Friday, February 24, 2012
Like many other places in North America, winter as we usually experience it never quite arrived in Halifax this year. Yes, it's often been very cold but there was little snow and none of it lasted on the ground longer than a few days. Now that I know spring is lurking out there somewhere I've been doing my usual pining for a garden to plant things in. Living in an apartment isn't generally conducive to the cultivation of outdoor plants as an experience I had while living in Portland will testify. The dining area of that particular flat had some very large windows with enough hardware left by previous tenants that allowed me to hang up some extra shelves. Instead of filling those windows with the usual indoorsy plants, that year I brought home several boxes of young geraniums and marigolds that I planted in pots. Within a few weeks I had a fabulous display of flowers but hadn't reckoned on just how smelly those outdoor blooms would make our home.. especially when you have more than twenty of them. They had to go long before their intended time.
Anyway, that winter we got lucky - if you can call it being lucky when a new landlord decides to renovate the building, including your apartment, while you're still living there. The luck was in having a very fine townhouse nearby come unexpectedly available, which gave me (for the first time) a balcony not too high above the ground facing east. I spent the rest of the winter planning a garden. Winters in the Pacific NW don't last all that long so we were soon visiting one of the big nurseries where I swooned over the pictures of the flowers fastened on the bare root rose bushes and tried to figure out just how a large a bamboo would fit the space along with a small tree and several pots of pampas grass. I got a bit carried away that year - the roses were gorgeous at first but eventually blighted, the bamboo died, and the pampas grass went into attack mode whenever we passed it.
Then came the day we saw a hummingbird and for the following six summers that garden was dedicated to our delight in seeing them. They seemed to enjoy examining us as well but it wasn't until late autumn one year that I caught the perfect picture. Several months later an eviction notice was delivered by new owners planning a condominium conversion and that was that for the garden.

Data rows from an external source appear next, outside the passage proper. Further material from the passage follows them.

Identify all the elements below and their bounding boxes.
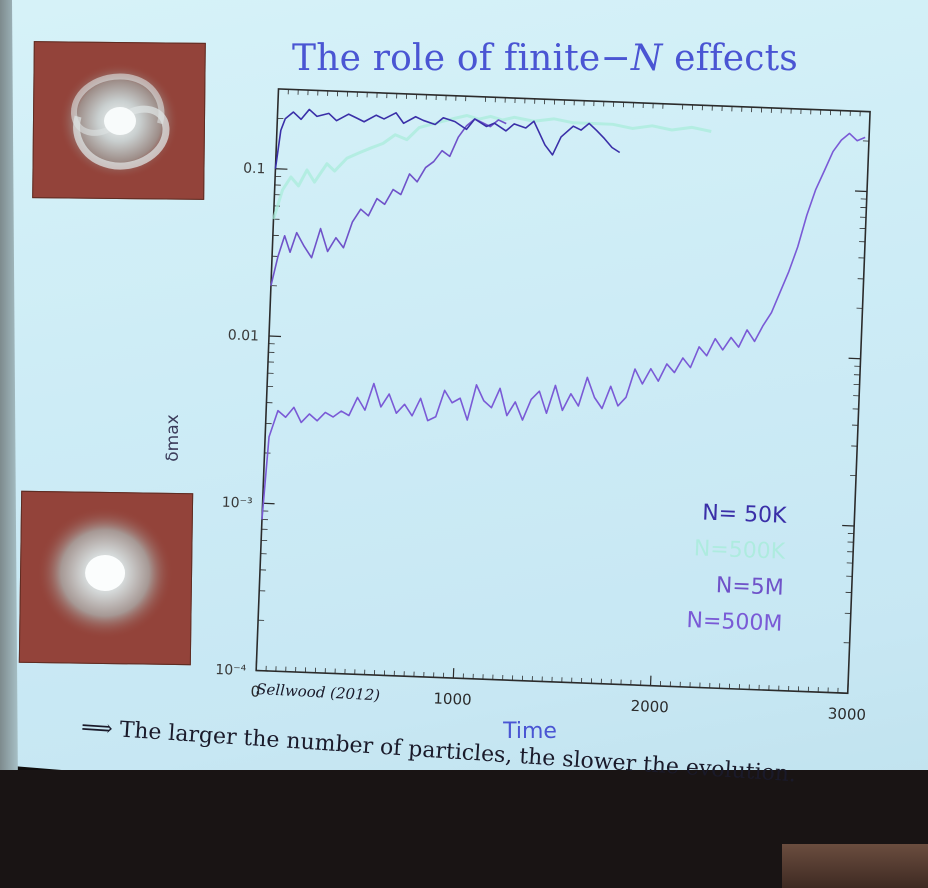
plot-frame (255, 88, 871, 695)
x-tick-label: 1000 (433, 689, 472, 708)
legend-entry-n-500m: N=500M (686, 608, 783, 637)
x-tick-label: 2000 (630, 697, 669, 716)
projector-corner (782, 844, 928, 888)
legend-entry-n-5m: N=5M (715, 573, 784, 601)
y-tick-label: 10⁻³ (221, 495, 252, 512)
slide-title: The role of finite−N effects (292, 38, 798, 79)
x-axis-label: Time (502, 719, 557, 744)
y-axis-label: δmax (163, 414, 183, 461)
series-line-n-500m (261, 132, 866, 520)
spiral-galaxy-image (32, 41, 206, 200)
y-tick-label: 0.01 (228, 327, 260, 344)
y-tick-label: 10⁻⁴ (215, 662, 247, 679)
series-line-n-500k (272, 114, 712, 220)
legend-entry-n-50k: N= 50K (702, 501, 788, 529)
screen-left-frame (0, 0, 18, 790)
series-line-n-50k (274, 108, 621, 169)
y-axis-label-delta: δmax (163, 414, 183, 461)
series-line-n-5m (270, 118, 507, 286)
x-tick-label: 0 (250, 682, 260, 700)
x-tick-label: 3000 (827, 705, 866, 724)
y-tick-label: 0.1 (243, 161, 266, 178)
room-floor-shadow (0, 770, 928, 888)
smooth-galaxy-image (18, 490, 194, 666)
legend-entry-n-500k: N=500K (693, 536, 786, 565)
citation: Sellwood (2012) (256, 680, 381, 704)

I still think of gardening and all the people like me who simply have no access to seeing a little piece of Nature's magic unfold day by day. Just a few days ago I came across an article about the Beacon Food Forest project that has received the go ahead to plant Seattle's first permaculture garden in a city park. This spring a seven acre plot of land will be planted with hundreds of different kinds of edibles: walnut and chestnut trees; blueberry and raspberry bushes; fruit trees; herbs; and more. It will be perennial and self-sustaining. Best of all, anyone who walks through will be free to take anything they want.
I'm guessing there may well be some happy hummingbirds living there too.